Our study indicates that only a part of SARS-CoV2 infected patients develop anti-SARS-CoV2 antibodies. Thus, it has to be noted that RT-qPCR only shows a test result at a certain point in time, whereas antibody tests can provide information about an infection that has occurred in the past. Moreover, it could be that antibody tests detect patients who were infected earlier, without being tested by RT-qPCR. However, further investigations are needed to determine which patients infected by SARS-CoV2 develop antibodies and if this provides immunity. Antibody tests cannot replace the RT-qPCR but could provide further information on immunity. According to our assumption, a negative test cannot rule out an infection that has already occurred. A positive antibody development, however, indicates that the patient has been infected. Comprehensive testing of the population could provide important information on the number of infected persons. In our opinion, antibody tests should be widely available, but in combination with RT-qPCR, solely due to our data which demonstrates that some infected individuals do not develop antibodies. In so far as our understanding goes, on how the mechanism works but determine who develops antibodies and who does not, both tests should be comprehensive. This is particularly important, as it is assumed that people who have suffered from the infection will automatically become immune. Even though our data shows that this is not the case and that these patients could be reinfected. This could prove to be a special challenge for those countries that pursue the strategy of herd immunity. Due to the novelty of SARS-SoV2, there are still no long-term studies on answering the question whether people who have experienced the disease are protected from new infections, therefore it is important to follow an antibody development through long-term studies to find out how long they provide immunity to COVID-19. This underlines the urgent need to validate the antibody detection approaches to support diagnosis, vaccine development, and safety.

Author contributions

Declaration of authorship: Louisa Hempel, Jakob Molnar, Zeljka Trepotec conceived and designed the study; Sebastian Robert, Julia Veloso, Josef Scheiber and Louisa Hempel acquired the data; all authors discussed the results and contributed to the final manuscript; Louisa Hempel carried out the experiment with the help from Sofie Englisch and Philip Weinzierl, Cordula Schick, Beate Gandorfer, Jakob Molnar and Zeljka Trepotec. Valeria Milani, Kathrin Schweneker, Bastian Fleischmann, Axel Kleespies and Dirk Hempel fabricated the sample. Kristina Riedmann helped supervise the project.
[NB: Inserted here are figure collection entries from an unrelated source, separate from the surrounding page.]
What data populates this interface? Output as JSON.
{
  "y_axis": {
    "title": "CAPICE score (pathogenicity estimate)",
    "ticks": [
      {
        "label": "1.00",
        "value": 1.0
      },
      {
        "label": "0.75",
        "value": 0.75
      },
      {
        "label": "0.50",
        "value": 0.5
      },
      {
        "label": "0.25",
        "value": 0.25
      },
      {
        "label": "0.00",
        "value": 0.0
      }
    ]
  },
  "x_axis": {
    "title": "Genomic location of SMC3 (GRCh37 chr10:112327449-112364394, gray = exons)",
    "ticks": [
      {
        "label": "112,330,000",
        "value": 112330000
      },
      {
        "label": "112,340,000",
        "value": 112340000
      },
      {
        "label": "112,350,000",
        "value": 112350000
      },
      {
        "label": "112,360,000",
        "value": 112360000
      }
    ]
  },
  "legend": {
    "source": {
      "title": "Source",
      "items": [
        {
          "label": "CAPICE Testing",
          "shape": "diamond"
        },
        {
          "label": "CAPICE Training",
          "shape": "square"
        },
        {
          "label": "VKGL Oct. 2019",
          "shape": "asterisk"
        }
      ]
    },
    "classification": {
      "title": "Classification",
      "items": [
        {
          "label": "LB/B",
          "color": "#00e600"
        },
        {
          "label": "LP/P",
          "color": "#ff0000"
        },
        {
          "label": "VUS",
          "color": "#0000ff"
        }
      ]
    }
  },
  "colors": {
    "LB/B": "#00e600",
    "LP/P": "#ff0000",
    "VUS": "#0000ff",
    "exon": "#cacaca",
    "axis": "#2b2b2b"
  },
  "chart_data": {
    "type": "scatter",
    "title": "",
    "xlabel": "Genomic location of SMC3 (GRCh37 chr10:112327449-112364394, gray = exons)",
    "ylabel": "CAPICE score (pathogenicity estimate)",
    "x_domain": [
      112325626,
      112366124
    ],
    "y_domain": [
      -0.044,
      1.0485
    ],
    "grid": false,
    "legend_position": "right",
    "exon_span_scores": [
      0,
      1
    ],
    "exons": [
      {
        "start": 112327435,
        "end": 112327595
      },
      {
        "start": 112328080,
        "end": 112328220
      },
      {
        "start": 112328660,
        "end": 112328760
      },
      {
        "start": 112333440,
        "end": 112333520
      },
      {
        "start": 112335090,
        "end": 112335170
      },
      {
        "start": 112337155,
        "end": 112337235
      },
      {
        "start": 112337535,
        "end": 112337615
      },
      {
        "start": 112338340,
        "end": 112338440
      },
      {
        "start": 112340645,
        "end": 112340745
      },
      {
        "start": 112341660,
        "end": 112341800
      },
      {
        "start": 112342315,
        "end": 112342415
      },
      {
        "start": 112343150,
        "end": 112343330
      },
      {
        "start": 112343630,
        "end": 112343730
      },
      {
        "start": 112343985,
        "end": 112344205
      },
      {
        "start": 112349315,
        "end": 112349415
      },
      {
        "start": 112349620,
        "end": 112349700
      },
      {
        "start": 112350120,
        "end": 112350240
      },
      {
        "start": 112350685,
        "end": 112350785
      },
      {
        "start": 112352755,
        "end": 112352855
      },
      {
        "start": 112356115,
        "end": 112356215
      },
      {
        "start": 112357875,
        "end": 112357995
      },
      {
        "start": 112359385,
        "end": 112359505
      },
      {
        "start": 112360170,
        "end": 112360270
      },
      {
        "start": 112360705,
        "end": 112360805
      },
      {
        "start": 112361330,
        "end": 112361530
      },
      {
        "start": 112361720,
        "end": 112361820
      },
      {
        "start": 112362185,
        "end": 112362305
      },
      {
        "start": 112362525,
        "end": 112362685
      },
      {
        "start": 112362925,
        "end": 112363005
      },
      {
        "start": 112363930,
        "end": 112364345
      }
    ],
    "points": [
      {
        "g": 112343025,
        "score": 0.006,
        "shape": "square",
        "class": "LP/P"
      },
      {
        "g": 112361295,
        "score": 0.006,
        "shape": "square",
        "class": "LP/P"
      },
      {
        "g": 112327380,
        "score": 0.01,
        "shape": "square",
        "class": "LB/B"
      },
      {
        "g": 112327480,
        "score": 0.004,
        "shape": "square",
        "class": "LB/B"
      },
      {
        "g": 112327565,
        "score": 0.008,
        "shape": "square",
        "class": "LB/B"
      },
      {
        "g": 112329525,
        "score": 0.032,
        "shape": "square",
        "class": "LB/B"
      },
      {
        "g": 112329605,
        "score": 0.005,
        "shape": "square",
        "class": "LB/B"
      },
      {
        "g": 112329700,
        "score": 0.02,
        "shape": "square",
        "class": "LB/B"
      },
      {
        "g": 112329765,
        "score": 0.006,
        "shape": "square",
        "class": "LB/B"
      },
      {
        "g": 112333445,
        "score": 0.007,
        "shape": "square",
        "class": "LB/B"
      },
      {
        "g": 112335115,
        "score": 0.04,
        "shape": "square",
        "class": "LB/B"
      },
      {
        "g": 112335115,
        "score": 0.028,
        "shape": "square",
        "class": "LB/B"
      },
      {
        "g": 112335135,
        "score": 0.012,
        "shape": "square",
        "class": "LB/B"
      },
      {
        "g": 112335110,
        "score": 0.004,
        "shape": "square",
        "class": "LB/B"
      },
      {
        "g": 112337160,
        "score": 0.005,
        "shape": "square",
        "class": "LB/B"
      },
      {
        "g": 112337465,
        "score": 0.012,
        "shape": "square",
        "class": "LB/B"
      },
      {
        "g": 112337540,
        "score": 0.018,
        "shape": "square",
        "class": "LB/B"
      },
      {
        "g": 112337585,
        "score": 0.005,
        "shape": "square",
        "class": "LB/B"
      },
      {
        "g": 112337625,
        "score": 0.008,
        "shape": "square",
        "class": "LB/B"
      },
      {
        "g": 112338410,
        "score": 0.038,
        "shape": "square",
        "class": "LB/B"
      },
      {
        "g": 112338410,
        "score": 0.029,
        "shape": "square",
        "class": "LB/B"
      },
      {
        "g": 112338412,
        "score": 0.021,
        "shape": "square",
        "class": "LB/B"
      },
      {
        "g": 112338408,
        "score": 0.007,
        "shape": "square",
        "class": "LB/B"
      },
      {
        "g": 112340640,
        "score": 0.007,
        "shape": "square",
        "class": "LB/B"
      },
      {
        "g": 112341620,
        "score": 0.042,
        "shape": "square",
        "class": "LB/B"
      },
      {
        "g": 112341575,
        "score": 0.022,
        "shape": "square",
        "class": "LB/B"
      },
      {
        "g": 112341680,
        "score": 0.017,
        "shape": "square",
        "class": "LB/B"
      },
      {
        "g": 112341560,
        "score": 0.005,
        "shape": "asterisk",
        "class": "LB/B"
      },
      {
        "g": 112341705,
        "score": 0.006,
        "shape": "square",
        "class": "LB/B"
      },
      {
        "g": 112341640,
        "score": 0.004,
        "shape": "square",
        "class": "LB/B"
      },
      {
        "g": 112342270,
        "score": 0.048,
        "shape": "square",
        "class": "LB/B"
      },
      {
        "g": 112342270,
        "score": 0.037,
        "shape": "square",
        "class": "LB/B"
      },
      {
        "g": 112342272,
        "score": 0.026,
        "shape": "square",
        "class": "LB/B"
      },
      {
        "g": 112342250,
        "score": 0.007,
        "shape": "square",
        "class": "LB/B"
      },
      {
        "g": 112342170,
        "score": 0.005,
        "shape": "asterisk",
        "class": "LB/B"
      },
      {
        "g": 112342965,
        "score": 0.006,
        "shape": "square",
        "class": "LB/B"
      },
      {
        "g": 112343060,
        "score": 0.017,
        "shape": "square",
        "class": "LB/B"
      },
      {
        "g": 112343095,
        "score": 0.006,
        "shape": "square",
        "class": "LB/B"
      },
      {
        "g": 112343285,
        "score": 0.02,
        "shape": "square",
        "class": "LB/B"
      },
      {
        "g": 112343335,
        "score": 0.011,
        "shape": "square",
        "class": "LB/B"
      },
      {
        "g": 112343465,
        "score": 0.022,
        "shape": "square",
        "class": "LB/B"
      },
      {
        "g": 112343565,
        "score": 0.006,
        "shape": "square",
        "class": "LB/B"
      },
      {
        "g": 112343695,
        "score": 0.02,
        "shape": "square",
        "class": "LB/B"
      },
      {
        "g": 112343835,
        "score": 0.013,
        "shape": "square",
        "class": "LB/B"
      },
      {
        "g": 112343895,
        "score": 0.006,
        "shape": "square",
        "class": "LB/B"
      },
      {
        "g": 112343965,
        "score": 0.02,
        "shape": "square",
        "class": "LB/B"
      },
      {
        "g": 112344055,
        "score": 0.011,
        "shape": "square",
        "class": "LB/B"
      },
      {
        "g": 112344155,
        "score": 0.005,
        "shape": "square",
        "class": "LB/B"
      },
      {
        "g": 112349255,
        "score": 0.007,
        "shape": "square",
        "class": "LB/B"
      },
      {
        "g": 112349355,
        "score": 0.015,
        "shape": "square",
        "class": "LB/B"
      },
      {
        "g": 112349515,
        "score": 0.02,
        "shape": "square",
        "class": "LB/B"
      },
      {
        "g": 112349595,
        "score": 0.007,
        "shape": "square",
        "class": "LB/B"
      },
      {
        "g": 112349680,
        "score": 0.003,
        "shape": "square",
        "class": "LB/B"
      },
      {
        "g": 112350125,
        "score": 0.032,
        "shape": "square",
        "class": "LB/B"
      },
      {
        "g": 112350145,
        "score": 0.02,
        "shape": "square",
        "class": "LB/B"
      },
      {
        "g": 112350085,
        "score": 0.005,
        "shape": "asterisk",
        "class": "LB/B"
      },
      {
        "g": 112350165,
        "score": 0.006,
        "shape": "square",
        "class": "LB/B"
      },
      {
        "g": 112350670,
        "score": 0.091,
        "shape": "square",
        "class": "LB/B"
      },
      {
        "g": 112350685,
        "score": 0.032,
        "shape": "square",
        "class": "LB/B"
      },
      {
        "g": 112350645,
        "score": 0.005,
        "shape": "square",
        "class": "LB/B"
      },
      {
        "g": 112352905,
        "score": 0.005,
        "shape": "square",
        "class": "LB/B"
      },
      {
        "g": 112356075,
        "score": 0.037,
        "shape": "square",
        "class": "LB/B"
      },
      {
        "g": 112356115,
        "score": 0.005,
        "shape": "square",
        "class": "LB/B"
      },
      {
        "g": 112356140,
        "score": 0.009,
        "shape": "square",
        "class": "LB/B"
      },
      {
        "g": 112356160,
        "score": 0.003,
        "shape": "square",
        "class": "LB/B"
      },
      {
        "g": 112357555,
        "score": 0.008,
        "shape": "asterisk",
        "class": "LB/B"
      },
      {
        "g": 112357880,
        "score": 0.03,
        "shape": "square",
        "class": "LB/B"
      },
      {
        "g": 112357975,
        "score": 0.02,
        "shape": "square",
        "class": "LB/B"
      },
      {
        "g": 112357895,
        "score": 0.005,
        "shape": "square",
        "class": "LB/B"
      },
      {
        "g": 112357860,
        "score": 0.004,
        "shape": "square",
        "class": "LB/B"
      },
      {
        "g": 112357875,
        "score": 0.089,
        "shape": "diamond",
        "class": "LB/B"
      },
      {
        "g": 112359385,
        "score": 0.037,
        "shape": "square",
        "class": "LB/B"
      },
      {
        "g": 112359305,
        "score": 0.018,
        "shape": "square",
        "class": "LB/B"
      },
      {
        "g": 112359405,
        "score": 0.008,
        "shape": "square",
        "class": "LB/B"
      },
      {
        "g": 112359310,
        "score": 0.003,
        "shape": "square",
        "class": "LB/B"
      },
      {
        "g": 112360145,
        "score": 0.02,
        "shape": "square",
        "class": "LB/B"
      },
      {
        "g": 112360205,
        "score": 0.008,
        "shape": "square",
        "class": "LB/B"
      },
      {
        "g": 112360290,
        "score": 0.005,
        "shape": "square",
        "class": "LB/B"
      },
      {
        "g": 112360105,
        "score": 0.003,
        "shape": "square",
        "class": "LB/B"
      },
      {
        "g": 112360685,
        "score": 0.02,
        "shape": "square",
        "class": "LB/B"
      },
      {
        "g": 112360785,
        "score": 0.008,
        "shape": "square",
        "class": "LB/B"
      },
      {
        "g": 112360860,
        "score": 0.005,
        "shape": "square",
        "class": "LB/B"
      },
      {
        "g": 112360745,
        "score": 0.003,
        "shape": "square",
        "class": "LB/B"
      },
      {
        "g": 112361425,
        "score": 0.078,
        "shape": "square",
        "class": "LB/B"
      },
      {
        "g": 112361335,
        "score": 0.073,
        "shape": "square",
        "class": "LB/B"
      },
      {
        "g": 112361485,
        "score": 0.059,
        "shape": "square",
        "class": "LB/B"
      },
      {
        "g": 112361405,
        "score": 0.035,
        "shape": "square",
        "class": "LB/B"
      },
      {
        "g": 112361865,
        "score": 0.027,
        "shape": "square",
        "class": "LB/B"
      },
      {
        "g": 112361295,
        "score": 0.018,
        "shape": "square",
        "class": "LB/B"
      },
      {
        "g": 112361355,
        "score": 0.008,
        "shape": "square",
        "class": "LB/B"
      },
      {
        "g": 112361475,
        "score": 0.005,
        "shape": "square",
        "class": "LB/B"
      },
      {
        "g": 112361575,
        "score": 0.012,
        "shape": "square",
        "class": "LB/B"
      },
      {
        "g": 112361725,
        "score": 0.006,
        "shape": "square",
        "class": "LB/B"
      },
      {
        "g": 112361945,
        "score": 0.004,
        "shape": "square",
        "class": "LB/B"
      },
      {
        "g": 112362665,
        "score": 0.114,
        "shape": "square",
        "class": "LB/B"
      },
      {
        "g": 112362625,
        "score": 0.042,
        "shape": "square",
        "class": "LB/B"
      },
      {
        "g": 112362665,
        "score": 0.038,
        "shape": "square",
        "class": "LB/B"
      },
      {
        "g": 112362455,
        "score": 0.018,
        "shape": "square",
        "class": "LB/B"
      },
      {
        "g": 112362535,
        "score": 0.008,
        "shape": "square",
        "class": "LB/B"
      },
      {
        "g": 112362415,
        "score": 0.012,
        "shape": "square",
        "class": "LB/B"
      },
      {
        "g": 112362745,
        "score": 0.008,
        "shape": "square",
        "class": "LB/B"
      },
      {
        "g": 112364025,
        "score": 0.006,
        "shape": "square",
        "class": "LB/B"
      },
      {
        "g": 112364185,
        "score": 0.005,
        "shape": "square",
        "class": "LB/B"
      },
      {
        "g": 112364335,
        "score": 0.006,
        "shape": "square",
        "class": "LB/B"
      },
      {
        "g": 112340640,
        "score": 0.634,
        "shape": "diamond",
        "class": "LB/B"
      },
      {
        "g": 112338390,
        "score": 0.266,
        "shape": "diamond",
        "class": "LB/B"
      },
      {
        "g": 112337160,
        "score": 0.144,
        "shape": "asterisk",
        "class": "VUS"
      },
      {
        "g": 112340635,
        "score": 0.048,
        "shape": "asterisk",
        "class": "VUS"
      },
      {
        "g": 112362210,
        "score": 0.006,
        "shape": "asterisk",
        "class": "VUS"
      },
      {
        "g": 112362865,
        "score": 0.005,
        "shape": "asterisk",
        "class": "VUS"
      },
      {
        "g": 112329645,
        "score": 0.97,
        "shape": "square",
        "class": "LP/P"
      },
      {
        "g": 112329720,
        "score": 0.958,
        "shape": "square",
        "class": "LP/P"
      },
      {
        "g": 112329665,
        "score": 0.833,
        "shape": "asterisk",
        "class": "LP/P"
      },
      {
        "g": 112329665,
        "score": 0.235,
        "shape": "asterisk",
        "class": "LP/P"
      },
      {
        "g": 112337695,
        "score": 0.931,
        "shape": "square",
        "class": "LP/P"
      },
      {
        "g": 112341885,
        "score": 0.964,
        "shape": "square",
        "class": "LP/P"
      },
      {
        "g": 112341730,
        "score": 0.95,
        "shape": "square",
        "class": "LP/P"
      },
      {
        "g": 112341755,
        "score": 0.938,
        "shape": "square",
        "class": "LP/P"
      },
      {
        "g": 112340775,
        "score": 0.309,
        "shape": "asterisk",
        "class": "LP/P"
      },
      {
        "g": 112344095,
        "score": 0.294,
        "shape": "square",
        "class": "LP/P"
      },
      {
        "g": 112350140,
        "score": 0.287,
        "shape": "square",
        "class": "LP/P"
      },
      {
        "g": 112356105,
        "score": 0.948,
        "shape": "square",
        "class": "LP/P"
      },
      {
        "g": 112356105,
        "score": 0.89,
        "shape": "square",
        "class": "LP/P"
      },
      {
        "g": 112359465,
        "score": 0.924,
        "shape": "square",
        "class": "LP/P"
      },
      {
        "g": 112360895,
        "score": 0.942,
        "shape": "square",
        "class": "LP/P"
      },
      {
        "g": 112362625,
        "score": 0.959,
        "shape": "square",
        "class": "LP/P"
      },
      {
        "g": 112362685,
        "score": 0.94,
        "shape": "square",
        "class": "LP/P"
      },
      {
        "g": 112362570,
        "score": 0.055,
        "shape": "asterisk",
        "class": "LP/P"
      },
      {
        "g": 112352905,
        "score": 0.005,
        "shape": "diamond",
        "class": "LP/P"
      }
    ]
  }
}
All listed authors confirm that they have read the revised version of the manuscript and agree with all changes.

Conflict of Interest

Louisa Hempel, Jakob Molnar, Sebastian Robert, Julia Veloso, Zeljka Trepotec, Sofie English, Philip Weinzierl, Valeria Milani, Cordula Schick, Kathrin Schweneker, Bastian Fleischmann, Josef Scheiber, Axel Kleespies, Kristina Riedmann, Dirk Hempel and Armin Piehler have no conflict of interest.

Human Rights statements and informed consent

All procedures were in accordance with the ethical standard of the responsible committee of the Bavarian Chamber Of Physician (BLÄK) with the ethic committee’s approval No. 20037 and with the Helsinki Declatation of 1964 and it’s later amendments.